Alice and Chloe report that they were advised not to spend time with ‘low value people’, including their families, romantic partners, and anyone local to where they were staying, with the exception of guests/visitors that Nonlinear invited. Alice and Chloe report this made them very socially dependent on Kat/Emerson/Drew and otherwise very isolated.
If that’s what she’s accusing people of, you have no business later saying “well, actually, they invited her romantic partner, and she was encouraged to invite friends and family, but the accusations are still totally true because she was socially isolated.” That’s not just a slightly different interpretation of her words, that’s flat out saying that the very things brought up in the original accusation as a smoking gun suddenly don’t matter now that they were proven false.
I think this is a good first step towards understanding it. That said, this almost frames it as a way to handle adversarially chosen edge-cases, which I think doesn’t get to the core of the understanding. One thing I would highlight:
Don’t isolate people (e.g. because it makes them vulnerable, e.g. to abuse).
That is, “don’t isolate people” isn’t a rule because People Are Happier When They Are Around Others (even though that is true in a generic sense, and happiness does in a generic sense correlate with goodness). Rather, “don’t isolate people” is a rule because of the strategic consequences of isolation. As such, it is natural that “don’t isolate people” would focus on the strategic facet of isolation.
But imagine this from the other side of a conflict.
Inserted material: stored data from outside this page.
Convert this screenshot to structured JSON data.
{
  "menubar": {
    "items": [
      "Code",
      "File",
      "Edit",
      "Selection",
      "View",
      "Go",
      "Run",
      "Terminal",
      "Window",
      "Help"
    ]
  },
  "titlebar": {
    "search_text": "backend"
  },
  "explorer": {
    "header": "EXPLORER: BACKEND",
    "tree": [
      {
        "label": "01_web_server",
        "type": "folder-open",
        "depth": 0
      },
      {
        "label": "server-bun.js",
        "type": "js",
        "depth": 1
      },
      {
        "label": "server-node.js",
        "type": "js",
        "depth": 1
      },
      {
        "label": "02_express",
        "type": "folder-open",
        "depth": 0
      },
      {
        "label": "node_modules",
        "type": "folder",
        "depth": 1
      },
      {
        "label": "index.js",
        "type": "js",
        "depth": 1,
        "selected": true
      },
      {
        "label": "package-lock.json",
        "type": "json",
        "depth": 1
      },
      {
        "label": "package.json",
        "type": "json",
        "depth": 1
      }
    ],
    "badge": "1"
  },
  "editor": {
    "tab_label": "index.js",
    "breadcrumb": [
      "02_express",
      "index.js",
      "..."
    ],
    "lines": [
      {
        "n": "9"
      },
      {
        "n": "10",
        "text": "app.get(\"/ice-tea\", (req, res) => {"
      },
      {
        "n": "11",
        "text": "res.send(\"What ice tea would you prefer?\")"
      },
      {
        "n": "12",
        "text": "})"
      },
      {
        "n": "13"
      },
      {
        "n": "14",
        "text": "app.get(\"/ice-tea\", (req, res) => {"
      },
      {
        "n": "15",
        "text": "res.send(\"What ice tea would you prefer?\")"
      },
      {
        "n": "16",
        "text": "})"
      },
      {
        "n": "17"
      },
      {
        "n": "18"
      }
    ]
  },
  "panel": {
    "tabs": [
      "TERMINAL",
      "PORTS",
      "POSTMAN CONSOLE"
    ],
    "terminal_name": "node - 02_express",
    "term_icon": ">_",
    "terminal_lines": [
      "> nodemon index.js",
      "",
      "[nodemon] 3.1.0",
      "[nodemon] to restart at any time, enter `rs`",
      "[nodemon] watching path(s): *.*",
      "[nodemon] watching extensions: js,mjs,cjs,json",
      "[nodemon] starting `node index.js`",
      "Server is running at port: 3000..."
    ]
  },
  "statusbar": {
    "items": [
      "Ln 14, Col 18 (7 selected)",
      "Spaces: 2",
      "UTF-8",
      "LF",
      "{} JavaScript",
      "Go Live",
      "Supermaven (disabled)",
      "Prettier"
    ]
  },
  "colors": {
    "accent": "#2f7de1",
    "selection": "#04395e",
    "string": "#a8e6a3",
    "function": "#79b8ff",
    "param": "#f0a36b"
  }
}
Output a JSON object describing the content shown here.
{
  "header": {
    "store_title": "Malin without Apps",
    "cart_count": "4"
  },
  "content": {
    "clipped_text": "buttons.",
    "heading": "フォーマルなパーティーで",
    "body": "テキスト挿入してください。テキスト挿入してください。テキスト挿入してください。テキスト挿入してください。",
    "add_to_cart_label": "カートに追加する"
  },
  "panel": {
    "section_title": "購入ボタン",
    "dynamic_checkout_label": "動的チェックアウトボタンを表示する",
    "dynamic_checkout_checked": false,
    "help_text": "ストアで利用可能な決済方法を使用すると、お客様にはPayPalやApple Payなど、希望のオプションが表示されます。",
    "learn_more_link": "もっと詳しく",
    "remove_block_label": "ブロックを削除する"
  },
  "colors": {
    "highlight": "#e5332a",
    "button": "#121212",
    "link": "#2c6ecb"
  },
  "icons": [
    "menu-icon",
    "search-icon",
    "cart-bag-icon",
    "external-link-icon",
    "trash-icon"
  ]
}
There’s a social norm:
Now a hypothetical (cartoonishly explicit) bad actor comes along and says “Aha, I know what to do, I will use my soft power to isolate my employee, but only from some people, and that way I’m not “isolating” them, but I can still control their social context of influences, support, and ideology”. (To be extra clear: I’m not following the story in detail and I’m genuinely not claiming that Nonlinear is like this; there’s some possible relevance, in that their genuinely well-intended actions might possibly have had a similarly bad effect as this hypothetical cartoonish bad actor would hypothetically have had.)
So this bad actor does this. Now, did they isolate the person? Did they violate the norm? Can you accuse them of isolating their employee? Do you have to exactly specify what shape of isolation, on pain of making an infinitely malleable accusation? If you later specify the shape / form of the isolation, are you changing the accusation?
You should be specifying enough so that they don’t say something that rebuts the accusation and you can then respond with “well, they rebutted what I actually said, but they didn’t rebut what I meant, so it doesn’t count”.
If that’s what she’s accusing people of, you have no business later saying “well, actually, they invited her romantic partner, and she was encouraged to invite friends and family, but the accusations are still totally true because she was socially isolated.” That’s not just a slightly different interpretation of her words, that’s flat out saying that the very things brought up in the original accusation as a smoking gun suddenly don’t matter now that they were proven false.
I think this is a good first step towards understanding it. That said, this almost frames it as a way to handle adversarially chosen edge-cases, which I think doesn’t get to the core of the understanding. One thing I would highlight:
That is, “don’t isolate people” isn’t a rule because People Are Happier When They Are Around Others (even though that is true in a generic sense, and happiness does in a generic sense correlate with goodness). Rather, “don’t isolate people” is a rule because of the strategic consequences of isolation. As such, it is natural that “don’t isolate people” would focus on the strategic facet of isolation.